Extendí mi brazo para la extracción de sangre. El enfermero del penal apretó la liga y luego de elegir la vena, obtuvo su muestra. En realidad yo no sentí nada, ni el pinchazo, ni la aguja, que era de las más voluminosas. Mi mente y mi cuerpo estaban como entumecidos, todo era muy confuso y no podía procesar lo que sucedía. Había quedado en verdadero shock.

Llegué al destacamento preocupado. No podía sacar de mis sentidos las palabras de aquella señora. Entonces entraba en conflicto interno, con pensamientos que me desgarraban el alma. ¿Cómo habría adquirido mi pareja esa enfermedad? ¡Todos los caminos llegan a Roma! Hay una sola vía de contagio, ‒pero ella no, ella no es capaz de traicionarme.

Así pasé horas de profunda meditación. En ocasiones aceptaba la posibilidad humana del error, y que por diversas razones algo hubiera sucedido. Al final entendía que no podría ser, mi corazón me decía que ella me quería lo suficiente y que su forma de ser no le permitiría una conducta impropia, de seguro terminaba la relación primero que la infidelidad.

La conclusión era obvia. Cómo olvidar a mis amigos los sicarios, los perros sabuesos que tanto me odian. De seguro ellos estaban detrás de todo esto. Era más fácil que esta gentuza jugara sucio, a que mi esposa me engañara y contrajera una enfermedad de transmisión sexual. Además, qué casualidad tan inconveniente para mí. Qué tan a propósito para la Seguridad del Estado.

Al entrar al salón de visitas, mi señora se me abalanzó a puro llanto. Sus palabras y su conducta me reafirmaban la hipótesis de que estaba ante una medida de la Contra Inteligencia. Dejé de preocuparme y le orienté cómo y dónde repetirse los análisis, así como otras cosas que debía hacer. Ya era de nuevo yo. Había recuperado mi vida.

Llegó el encuentro con la Encuestadora.
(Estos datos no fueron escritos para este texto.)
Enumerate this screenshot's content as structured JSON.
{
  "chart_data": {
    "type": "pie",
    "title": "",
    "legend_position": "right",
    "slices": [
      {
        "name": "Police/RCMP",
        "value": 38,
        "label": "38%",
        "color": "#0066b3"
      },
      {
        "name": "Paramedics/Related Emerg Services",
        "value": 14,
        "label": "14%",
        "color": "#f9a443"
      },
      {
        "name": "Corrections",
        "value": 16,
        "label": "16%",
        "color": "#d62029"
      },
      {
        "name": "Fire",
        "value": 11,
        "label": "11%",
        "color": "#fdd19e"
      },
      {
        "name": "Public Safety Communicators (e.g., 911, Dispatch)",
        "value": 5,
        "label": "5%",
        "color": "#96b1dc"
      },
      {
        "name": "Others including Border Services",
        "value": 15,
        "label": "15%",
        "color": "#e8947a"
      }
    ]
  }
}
Ella me miraba con los ojos que se le querían salir de sus orbitas, cambiaba de colores y enmudeció, cuando le dije: Mire señora yo soy abogado, le informo que usted está cometiendo un delito, bajo el amparo de la Seguridad del Estado, pero yo la voy a acusar mediante mi familia, ya lo tengo todo preparado y se las verá fea, pues tengo las pruebas en su contra, así que termine con esta payasada que la van a embarcar.

Ella salió del puesto médico y un combatiente me llevó para el destacamento. Nunca más se me habló de los análisis. Mi esposa obtuvo por otra vía los resultados de sus exámenes, todo normal, Cuando correspondió comenzamos los pabellones conyugales. Mi familia buscó a la Encuestadora en el policlínico y no apareció, se la tragó el sistema.